Whole-genome prediction of bacterial pathogenic capacity on novel bacteria using protein language models, with PathogenFinder2
Whole-genome prediction of bacterial pathogenic capacity on novel bacteria using protein language models, with PathogenFinder2
Ferrer Florensa, A.; Almagro Armenteros, J. J.; Kaas, R. S.; Clausen, P. T.; Nielsen, H.; Rost, B.; Aarestrup, F. M.
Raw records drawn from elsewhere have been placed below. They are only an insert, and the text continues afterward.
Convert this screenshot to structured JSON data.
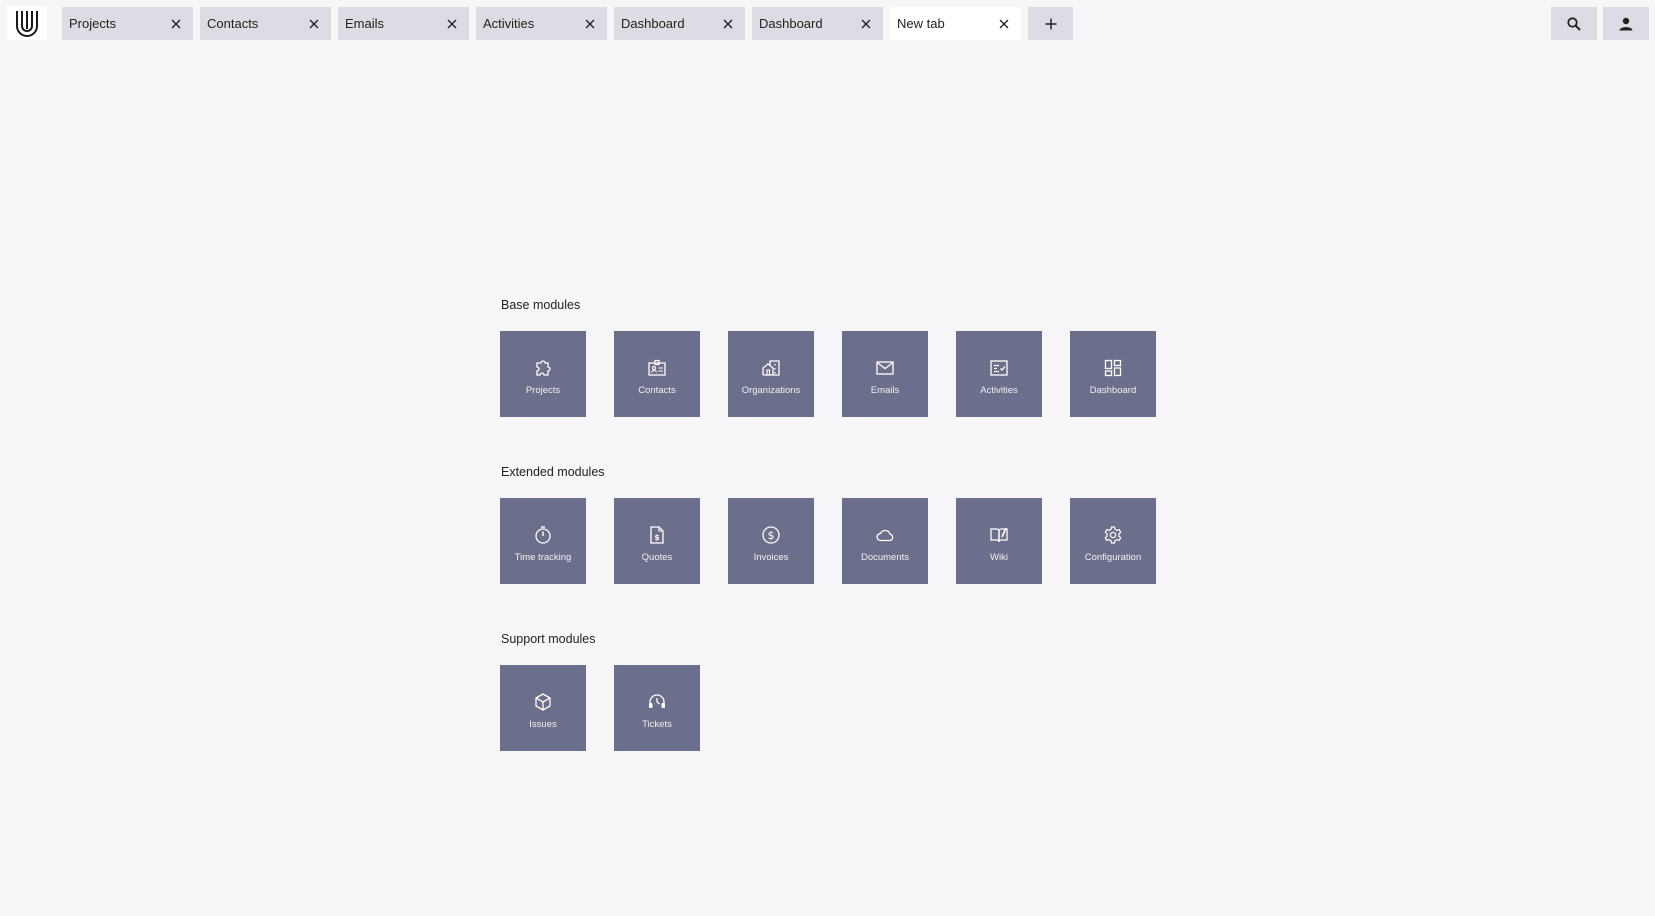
{
  "tabs": [
    {
      "label": "Projects"
    },
    {
      "label": "Contacts"
    },
    {
      "label": "Emails"
    },
    {
      "label": "Activities"
    },
    {
      "label": "Dashboard"
    },
    {
      "label": "Dashboard"
    },
    {
      "label": "New tab"
    }
  ],
  "sections": {
    "base": {
      "title": "Base modules",
      "tiles": [
        {
          "label": "Projects",
          "icon": "puzzle-icon"
        },
        {
          "label": "Contacts",
          "icon": "contact-card-icon"
        },
        {
          "label": "Organizations",
          "icon": "building-icon"
        },
        {
          "label": "Emails",
          "icon": "mail-icon"
        },
        {
          "label": "Activities",
          "icon": "checklist-icon"
        },
        {
          "label": "Dashboard",
          "icon": "dashboard-grid-icon"
        }
      ]
    },
    "extended": {
      "title": "Extended modules",
      "tiles": [
        {
          "label": "Time tracking",
          "icon": "stopwatch-icon"
        },
        {
          "label": "Quotes",
          "icon": "document-dollar-icon"
        },
        {
          "label": "Invoices",
          "icon": "dollar-circle-icon"
        },
        {
          "label": "Documents",
          "icon": "cloud-icon"
        },
        {
          "label": "Wiki",
          "icon": "book-icon"
        },
        {
          "label": "Configuration",
          "icon": "gear-icon"
        }
      ]
    },
    "support": {
      "title": "Support modules",
      "tiles": [
        {
          "label": "Issues",
          "icon": "cube-icon"
        },
        {
          "label": "Tickets",
          "icon": "headset-icon"
        }
      ]
    }
  },
  "colors": {
    "background": "#f6f6f8",
    "tab_inactive": "#dcdce4",
    "tab_active": "#ffffff",
    "tile": "#6b6f8b"
  }
}
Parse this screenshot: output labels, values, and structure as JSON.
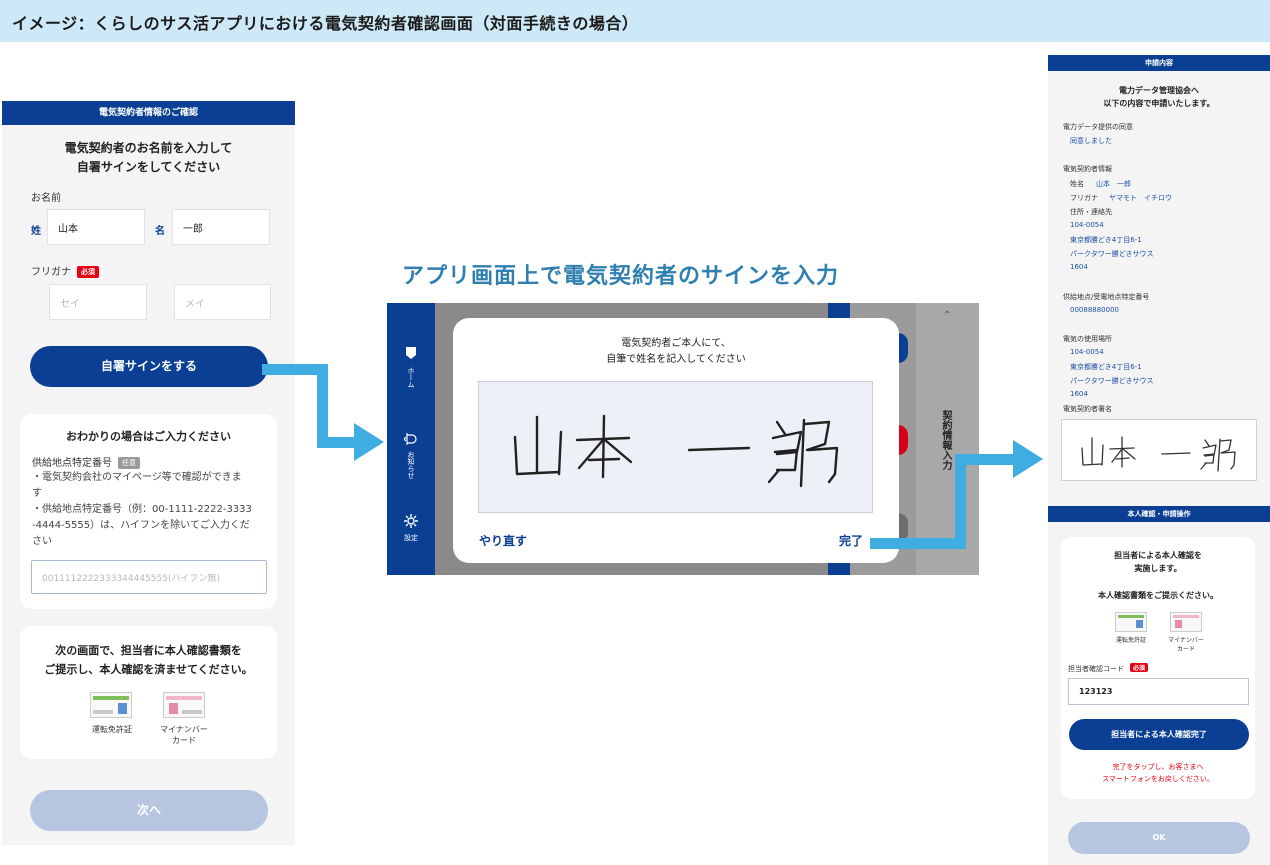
{
  "banner": {
    "text": "イメージ：くらしのサス活アプリにおける電気契約者確認画面（対面手続きの場合）"
  },
  "left": {
    "header": "電気契約者情報のご確認",
    "title_line1": "電気契約者のお名前を入力して",
    "title_line2": "自署サインをしてください",
    "name_label": "お名前",
    "sei_label": "姓",
    "sei_value": "山本",
    "mei_label": "名",
    "mei_value": "一郎",
    "kana_label": "フリガナ",
    "required": "必須",
    "kana_sei_placeholder": "セイ",
    "kana_mei_placeholder": "メイ",
    "sign_button": "自署サインをする",
    "optional_card": {
      "title": "おわかりの場合はご入力ください",
      "field_label": "供給地点特定番号",
      "optional": "任意",
      "note_line1": "・電気契約会社のマイページ等で確認ができま",
      "note_line2": "す",
      "note_line3": "・供給地点特定番号（例：00-1111-2222-3333",
      "note_line4": "-4444-5555）は、ハイフンを除いてご入力くだ",
      "note_line5": "さい",
      "placeholder": "0011112222333344445555(ハイフン無)"
    },
    "id_card": {
      "line1": "次の画面で、担当者に本人確認書類を",
      "line2": "ご提示し、本人確認を済ませてください。",
      "license": "運転免許証",
      "mynumber_line1": "マイナンバー",
      "mynumber_line2": "カード"
    },
    "next_button": "次へ"
  },
  "middle": {
    "heading": "アプリ画面上で電気契約者のサインを入力",
    "side_home": "ホーム",
    "side_notice": "お知らせ",
    "side_settings": "設定",
    "side_right_label": "契約情報入力",
    "modal_line1": "電気契約者ご本人にて、",
    "modal_line2": "自筆で姓名を記入してください",
    "redo_button": "やり直す",
    "done_button": "完了"
  },
  "right": {
    "header1": "申請内容",
    "intro_line1": "電力データ管理協会へ",
    "intro_line2": "以下の内容で申請いたします。",
    "provide_label": "電力データ提供の同意",
    "provide_value": "同意しました",
    "contractor_label": "電気契約者情報",
    "name_key": "姓名",
    "name_value": "山本　一郎",
    "kana_key": "フリガナ",
    "kana_value": "ヤマモト　イチロウ",
    "address_key": "住所・連絡先",
    "addr1": "104-0054",
    "addr2": "東京都勝どき4丁目6-1",
    "addr3": "パークタワー勝どきサウス",
    "addr4": "1604",
    "supply_label": "供給地点/受電地点特定番号",
    "supply_value": "00088880000",
    "usage_label": "電気の使用場所",
    "usage1": "104-0054",
    "usage2": "東京都勝どき4丁目6-1",
    "usage3": "パークタワー勝どきサウス",
    "usage4": "1604",
    "signature_label": "電気契約者署名",
    "header2": "本人確認・申請操作",
    "verify_line1": "担当者による本人確認を",
    "verify_line2": "実施します。",
    "present_text": "本人確認書類をご提示ください。",
    "license": "運転免許証",
    "mynumber_line1": "マイナンバー",
    "mynumber_line2": "カード",
    "code_label": "担当者確認コード",
    "required": "必須",
    "code_value": "123123",
    "verify_button": "担当者による本人確認完了",
    "red_line1": "完了をタップし、お客さまへ",
    "red_line2": "スマートフォンをお戻しください。",
    "ok_button": "OK"
  },
  "colors": {
    "navy": "#0b3f94",
    "arrow": "#40ade2",
    "banner": "#cde9f7",
    "disabled": "#b6c5e0",
    "required": "#e60012"
  }
}
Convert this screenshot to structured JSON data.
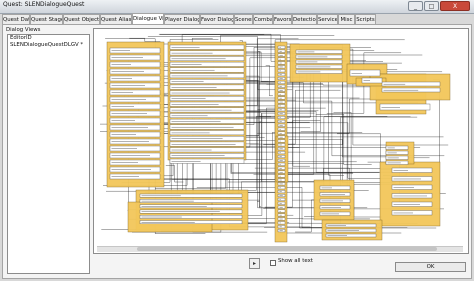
{
  "window": {
    "title": "Quest: SLENDialogueQuest"
  },
  "window_buttons": {
    "minimize": "_",
    "maximize": "□",
    "close": "X"
  },
  "tabs": [
    {
      "label": "Quest Data"
    },
    {
      "label": "Quest Stages"
    },
    {
      "label": "Quest Objectives"
    },
    {
      "label": "Quest Aliases"
    },
    {
      "label": "Dialogue Views"
    },
    {
      "label": "Player Dialogue"
    },
    {
      "label": "Favor Dialogue"
    },
    {
      "label": "Scenes"
    },
    {
      "label": "Combat"
    },
    {
      "label": "Favors"
    },
    {
      "label": "Detection"
    },
    {
      "label": "Service"
    },
    {
      "label": "Misc"
    },
    {
      "label": "Scripts"
    }
  ],
  "active_tab": "Dialogue Views",
  "dialog_views": {
    "label": "Dialog Views",
    "header": "EditorID",
    "items": [
      "SLENDialogueQuestDLGV *"
    ]
  },
  "controls": {
    "show_all_text": "Show all text",
    "ok": "OK"
  },
  "colors": {
    "node_fill": "#f3c75a",
    "node_stroke": "#7a6020",
    "link": "#1a1a1a"
  }
}
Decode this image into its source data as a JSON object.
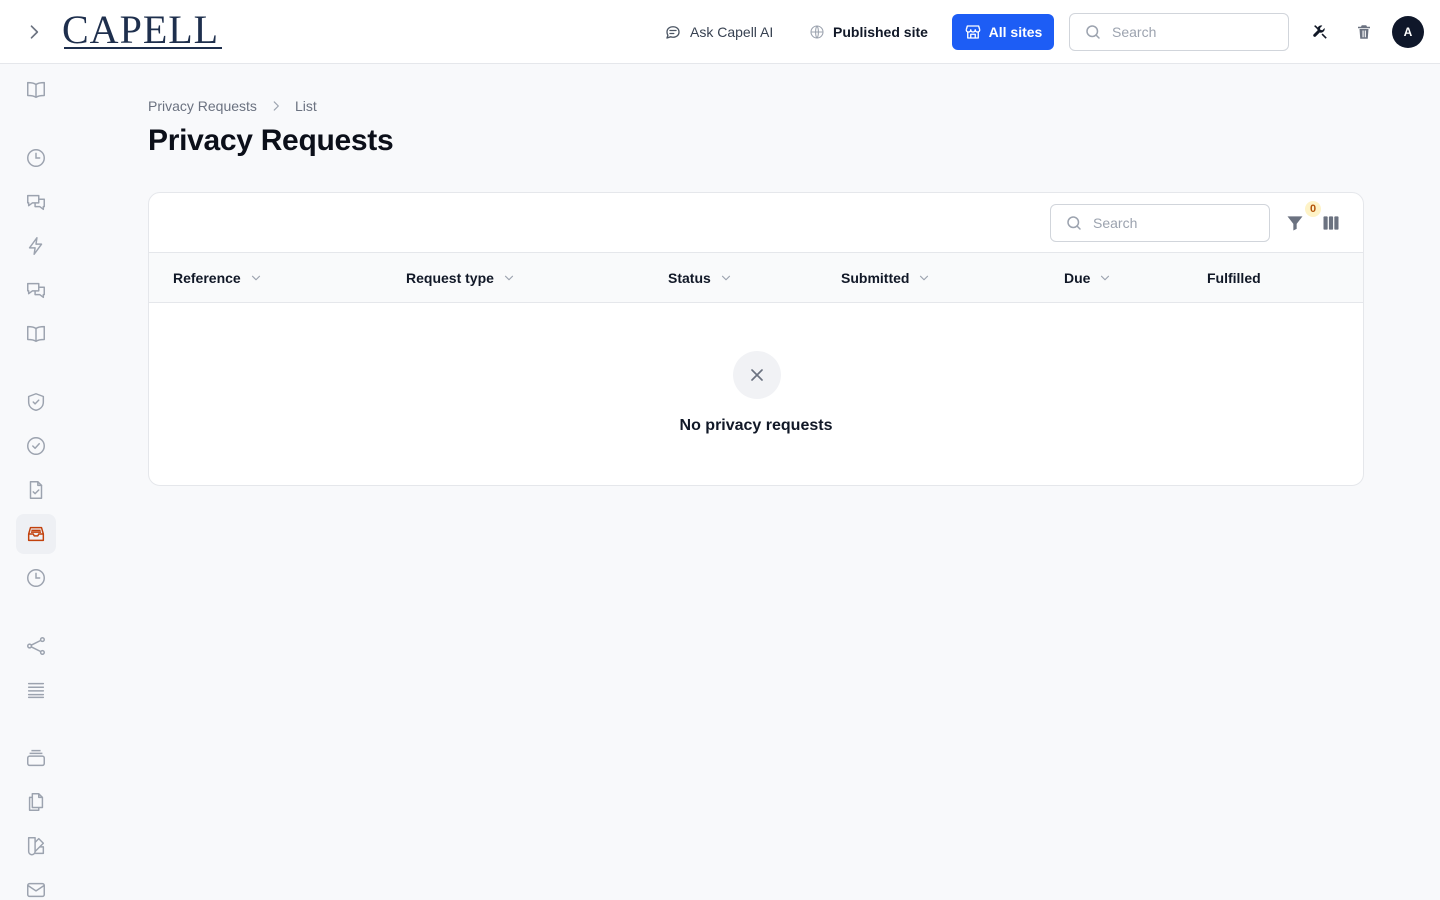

AbstractInfectious diseases continue to be a leading cause of mortality and pose a significant global health threat. Thus the development of tools for surveillance and early detection of emerging pathogens is needed. In this study, we introduce PathogenFinder2, a novel predictor of bacterial pathogenic capacity in humans, available through an online server (http://genepi.food.dtu.dk/pathogenfinder2), or as a standalone program (https://github.com/genomicepidemiology/PathogenFinder2). The model, using protein language models for whole-genome phenotype prediction, surpasses the performance of previous methods, especially for novel bacterial taxa, while being taxonomy-agnostic and alignment-free. At the same time, it predicts the importance of each protein for the pathogenic capacity. This output might aid in characterizing potential pathogens, it readily identifies new candidates for virulence factors and vaccine targets and offers insights into infection metabolic pathways. Furthermore, we introduce the Bacterial Pathogenic Landscape, revealing distributions related to the host conditions, antagonist bacteria, infection site, or habitat.